Investment giant KKR has offloaded more than 50 industrial properties in major markets across the nation, including the Chicago, Dallas-Fort Worth and Atlanta areas.
The industrial assets, totaling more than 5 million square feet and located in “high-growth, infill markets,” were sold in five separate deals to undisclosed buyers for a combined $560 million, Bisnow reported. The transaction closed Friday.
The properties were primarily divested from KKR’s Real Estate Partners Americas II fund, which amassed $1.9 billion in commitments and closed in December 2020. With the move, the industrial sector remains the driving force of KKR’s real estate strategy in the U.S.
“Our strong focus on asset quality and market selection gives us flexibility to deliver results for our investors in different market conditions, whether through the sales of large portfolios or individual dispositions of well-bought properties,” KKR’s Ben Brudney told the outlet.
The buyer on the other side of the deal isn’t the only one to have recently snapped up a bundle of Chicagoland warehouses. Swedish private equity company EQT Exeter paid $225 million last month for a nationwide portfolio of industrial properties concentrated in the southwest Chicago suburb of Joliet, a coveted warehousing market. IDI Logistics was the seller in that deal, which included assets in Mississippi and Kentucky and spanned a total of 3.8 million square feet of property, including more than 1 million in Joliet.
KKR’s previous acquisitions this year include 2 million square feet of industrial properties in Phoenix and Atlanta that it bought for $250 million in May.
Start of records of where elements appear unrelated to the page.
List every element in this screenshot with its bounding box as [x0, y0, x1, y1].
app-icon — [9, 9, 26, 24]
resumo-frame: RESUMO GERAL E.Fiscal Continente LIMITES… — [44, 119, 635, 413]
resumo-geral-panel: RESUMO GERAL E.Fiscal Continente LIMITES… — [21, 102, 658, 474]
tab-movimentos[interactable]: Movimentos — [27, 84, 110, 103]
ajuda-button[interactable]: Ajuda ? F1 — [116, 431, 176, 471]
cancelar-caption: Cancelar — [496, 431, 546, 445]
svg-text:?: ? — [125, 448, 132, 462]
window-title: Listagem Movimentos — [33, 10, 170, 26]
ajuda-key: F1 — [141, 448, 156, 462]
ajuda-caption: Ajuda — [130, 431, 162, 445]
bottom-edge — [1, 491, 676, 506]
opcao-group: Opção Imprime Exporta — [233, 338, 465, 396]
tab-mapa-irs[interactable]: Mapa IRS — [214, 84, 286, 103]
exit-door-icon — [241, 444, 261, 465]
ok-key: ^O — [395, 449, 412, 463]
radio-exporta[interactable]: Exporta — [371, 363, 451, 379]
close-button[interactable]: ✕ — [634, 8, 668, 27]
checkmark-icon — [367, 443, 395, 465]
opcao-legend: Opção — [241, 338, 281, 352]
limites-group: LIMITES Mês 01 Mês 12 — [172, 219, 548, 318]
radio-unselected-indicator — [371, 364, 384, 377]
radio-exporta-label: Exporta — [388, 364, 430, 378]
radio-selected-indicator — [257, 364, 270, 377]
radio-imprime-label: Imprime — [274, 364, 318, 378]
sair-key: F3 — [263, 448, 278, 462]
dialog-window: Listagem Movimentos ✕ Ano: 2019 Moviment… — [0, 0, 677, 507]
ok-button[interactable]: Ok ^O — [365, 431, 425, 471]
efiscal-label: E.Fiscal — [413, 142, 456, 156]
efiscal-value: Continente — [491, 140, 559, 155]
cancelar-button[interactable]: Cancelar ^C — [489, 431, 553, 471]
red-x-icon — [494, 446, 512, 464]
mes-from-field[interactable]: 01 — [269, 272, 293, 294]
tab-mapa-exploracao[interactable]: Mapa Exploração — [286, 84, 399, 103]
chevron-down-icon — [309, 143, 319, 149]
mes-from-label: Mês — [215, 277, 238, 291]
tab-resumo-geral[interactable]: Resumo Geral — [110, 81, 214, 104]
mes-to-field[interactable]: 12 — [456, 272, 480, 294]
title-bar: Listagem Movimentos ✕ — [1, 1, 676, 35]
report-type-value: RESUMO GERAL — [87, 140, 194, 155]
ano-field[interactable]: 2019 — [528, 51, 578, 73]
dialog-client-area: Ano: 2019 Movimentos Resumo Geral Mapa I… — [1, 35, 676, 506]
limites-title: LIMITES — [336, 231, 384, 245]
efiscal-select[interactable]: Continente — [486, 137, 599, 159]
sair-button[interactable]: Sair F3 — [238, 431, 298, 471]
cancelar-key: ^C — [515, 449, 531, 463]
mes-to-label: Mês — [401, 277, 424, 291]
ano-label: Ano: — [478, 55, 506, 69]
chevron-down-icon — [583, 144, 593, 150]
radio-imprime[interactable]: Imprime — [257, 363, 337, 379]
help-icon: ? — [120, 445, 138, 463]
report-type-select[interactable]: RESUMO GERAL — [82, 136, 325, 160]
In December 2020, the company expanded its industrial portfolio by adding 9.7 million square feet across seven markets for $835 million.
While KKR has primarily made industrial investments through acquisition, it ventured into ground-up development last year, announcing eight projects totaling 1.8 million square feet in Atlanta, Dallas, Denver and Orlando.
As of the end of July, KKR reported a net income of $1.13 billion and managed assets worth $64 billion.